Pretty simple answer really: money. It’s easy for browsers to get public support and brownie points “standing up to censorship” against a small country like Kazakhstan where they have almost nothing to lose. The browsers look like heroes, there are no real financial losses, and everyone is happy.

adventured said 6 months ago:

Kazakhstan has 3/4 the population of Australia and would be the 10th largest country in Europe by population. It's certainly not that small. Australia, for one example, routinely gets lambasted for its poor privacy and encryption policies.

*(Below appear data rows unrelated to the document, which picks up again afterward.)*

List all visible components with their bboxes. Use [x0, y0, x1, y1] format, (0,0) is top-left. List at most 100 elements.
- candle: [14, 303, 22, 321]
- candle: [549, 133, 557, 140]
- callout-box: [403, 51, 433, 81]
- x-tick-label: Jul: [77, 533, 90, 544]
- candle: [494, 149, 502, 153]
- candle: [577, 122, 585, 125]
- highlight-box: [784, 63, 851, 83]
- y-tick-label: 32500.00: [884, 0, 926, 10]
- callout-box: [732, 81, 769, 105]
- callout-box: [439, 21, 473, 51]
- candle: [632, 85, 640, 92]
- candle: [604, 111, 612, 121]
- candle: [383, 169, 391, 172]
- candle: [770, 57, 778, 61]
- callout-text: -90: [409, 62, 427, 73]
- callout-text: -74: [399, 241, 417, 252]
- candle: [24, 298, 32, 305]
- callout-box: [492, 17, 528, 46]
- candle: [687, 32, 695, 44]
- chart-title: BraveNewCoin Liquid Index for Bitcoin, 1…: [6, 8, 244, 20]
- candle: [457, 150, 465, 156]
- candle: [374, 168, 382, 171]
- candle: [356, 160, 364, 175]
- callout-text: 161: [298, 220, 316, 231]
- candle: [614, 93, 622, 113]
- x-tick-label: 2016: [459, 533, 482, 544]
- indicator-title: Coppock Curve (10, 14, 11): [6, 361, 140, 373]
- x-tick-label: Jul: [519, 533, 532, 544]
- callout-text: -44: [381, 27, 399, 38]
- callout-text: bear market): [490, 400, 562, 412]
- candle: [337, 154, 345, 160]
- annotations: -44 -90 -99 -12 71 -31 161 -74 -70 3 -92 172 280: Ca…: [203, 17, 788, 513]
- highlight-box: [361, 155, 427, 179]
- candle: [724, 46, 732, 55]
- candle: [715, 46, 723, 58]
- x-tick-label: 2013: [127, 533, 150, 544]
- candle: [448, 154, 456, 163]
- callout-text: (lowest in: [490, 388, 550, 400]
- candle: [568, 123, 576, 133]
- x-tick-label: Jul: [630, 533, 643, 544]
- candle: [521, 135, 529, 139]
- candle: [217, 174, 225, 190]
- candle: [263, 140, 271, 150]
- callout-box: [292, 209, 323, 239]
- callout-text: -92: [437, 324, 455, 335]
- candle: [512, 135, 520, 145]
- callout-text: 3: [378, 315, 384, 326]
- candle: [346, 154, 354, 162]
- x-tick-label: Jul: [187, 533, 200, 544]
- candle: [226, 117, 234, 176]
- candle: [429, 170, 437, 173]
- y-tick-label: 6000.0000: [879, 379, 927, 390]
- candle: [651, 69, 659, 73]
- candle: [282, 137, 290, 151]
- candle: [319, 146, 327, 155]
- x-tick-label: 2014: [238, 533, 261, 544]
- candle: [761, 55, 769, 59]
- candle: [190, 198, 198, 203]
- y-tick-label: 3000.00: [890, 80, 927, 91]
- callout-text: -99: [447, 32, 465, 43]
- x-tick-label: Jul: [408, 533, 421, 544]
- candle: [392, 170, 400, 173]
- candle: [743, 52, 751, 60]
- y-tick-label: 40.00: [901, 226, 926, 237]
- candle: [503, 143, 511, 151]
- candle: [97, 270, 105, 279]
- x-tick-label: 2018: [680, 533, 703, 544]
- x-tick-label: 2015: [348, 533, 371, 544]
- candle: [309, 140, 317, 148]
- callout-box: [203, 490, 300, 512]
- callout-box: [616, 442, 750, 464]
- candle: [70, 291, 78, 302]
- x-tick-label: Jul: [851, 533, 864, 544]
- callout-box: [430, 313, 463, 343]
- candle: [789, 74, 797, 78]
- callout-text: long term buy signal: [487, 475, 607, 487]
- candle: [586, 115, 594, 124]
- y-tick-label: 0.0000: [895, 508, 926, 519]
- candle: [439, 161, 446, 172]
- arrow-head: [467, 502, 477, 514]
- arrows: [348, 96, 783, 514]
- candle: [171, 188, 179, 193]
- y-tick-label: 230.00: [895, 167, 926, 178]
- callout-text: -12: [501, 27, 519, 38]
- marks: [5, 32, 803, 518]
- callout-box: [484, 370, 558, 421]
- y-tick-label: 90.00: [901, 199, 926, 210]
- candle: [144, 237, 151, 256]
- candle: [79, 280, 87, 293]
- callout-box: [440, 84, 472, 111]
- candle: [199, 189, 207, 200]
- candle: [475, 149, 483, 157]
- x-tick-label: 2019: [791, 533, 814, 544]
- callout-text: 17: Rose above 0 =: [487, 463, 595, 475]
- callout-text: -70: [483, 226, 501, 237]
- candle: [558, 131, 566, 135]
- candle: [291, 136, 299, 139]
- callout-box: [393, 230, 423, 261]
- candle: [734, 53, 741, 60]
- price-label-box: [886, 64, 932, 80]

It also has a GDP per capita on par with Turkey and China, just below Russia. So it's simultaneously not about conveniently picking on a super impoverished nation either.

bonzini said 6 months ago:

China's firewall does not do man-in-the-middle in the same way as Kazakhstan. It may well be that it does surveillance by virtue of knowing the private part of some certificates (including RapidVPN), but that is a different thing.

megous said 6 months ago:

Because it's not possible in general.

Bypassing blocking is dependent on how the blocking is being done.

Anyway, browsers are trying. DoH for example, will work around DNS based blocking (as long as CAs can be trusted).